J'ai cité cette héroïque tirade, non pas pour
donner une idée du style du général Marbot :
il a d'ordinaire plus de tempérance, plus de mesure, plus
d'originalité, même dans sa force ;— mais ce style
à la baïonnette, qu'on aurait pu taxer de déclamation
dans un temps différent du nôtre, a aujourd'hui un
incontestable à-propos. Une fois en guerre, qui ne reconnaît
que cette façon de juger le soldat français est à
la fois la plus équitable, la plus politique et la plus vraie ?
Marbot était le moins pindarique et le moins déclamateur
des hommes, quoiqu'il y eût parfois bien de l'imagination
dans son langage.

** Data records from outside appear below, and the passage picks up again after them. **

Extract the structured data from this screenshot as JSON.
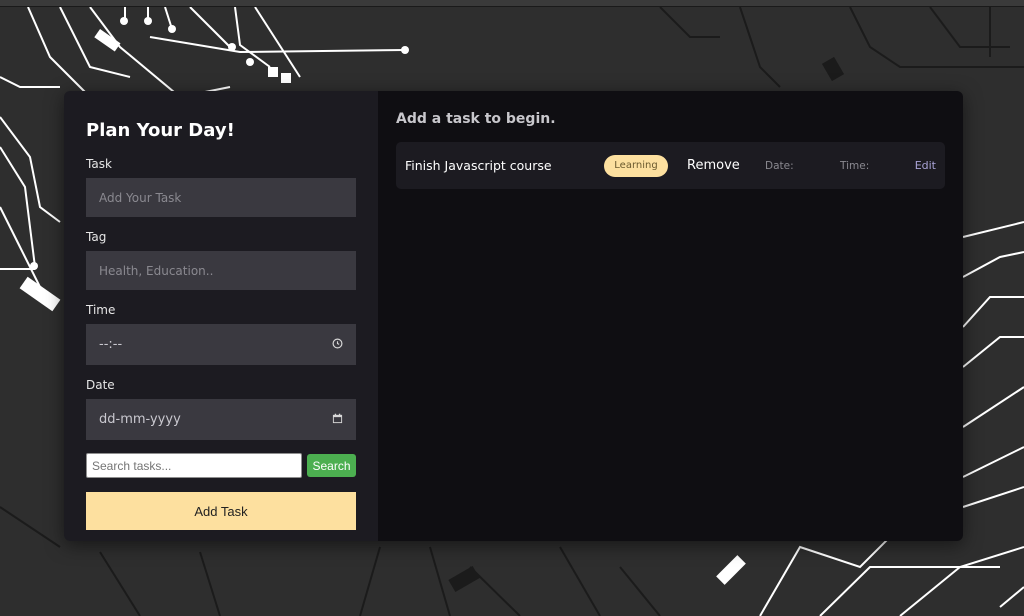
{
  "form": {
    "title": "Plan Your Day!",
    "task_label": "Task",
    "task_placeholder": "Add Your Task",
    "tag_label": "Tag",
    "tag_placeholder": "Health, Education..",
    "time_label": "Time",
    "time_value": "--:--",
    "date_label": "Date",
    "date_value": "dd-mm-yyyy",
    "search_placeholder": "Search tasks...",
    "search_button": "Search",
    "add_button": "Add Task"
  },
  "tasks_panel": {
    "status_text": "Add a task to begin.",
    "tasks": [
      {
        "name": "Finish Javascript course",
        "tag": "Learning",
        "remove_label": "Remove",
        "date_label": "Date:",
        "time_label": "Time:",
        "edit_label": "Edit"
      }
    ]
  },
  "colors": {
    "accent": "#fde09f",
    "search_button": "#4caf50",
    "panel_left": "#1c1b21",
    "panel_right": "#0f0e12",
    "background": "#2e2e2e"
  },
  "icons": [
    "clock-icon",
    "calendar-icon"
  ]
}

Mais un sûr instinct lui avait montré
ce qui fait battre la fibre populaire sous l'uniforme du soldat
et sous le drapeau de la France ; et aujourd'hui, après
quarante ans, en rapprochant de ces lignes épiques, détachées
d'un vieux livre, la liste récemment présentée
au général Canrobert des 8.000 braves qui se sont
fait inscrire pour l'assaut de Sébastopol, n'est-ce pas le
cas de répéter avec le général Marbot :
Si l'amour de la gloire n'est pas là, où est-il donc ?...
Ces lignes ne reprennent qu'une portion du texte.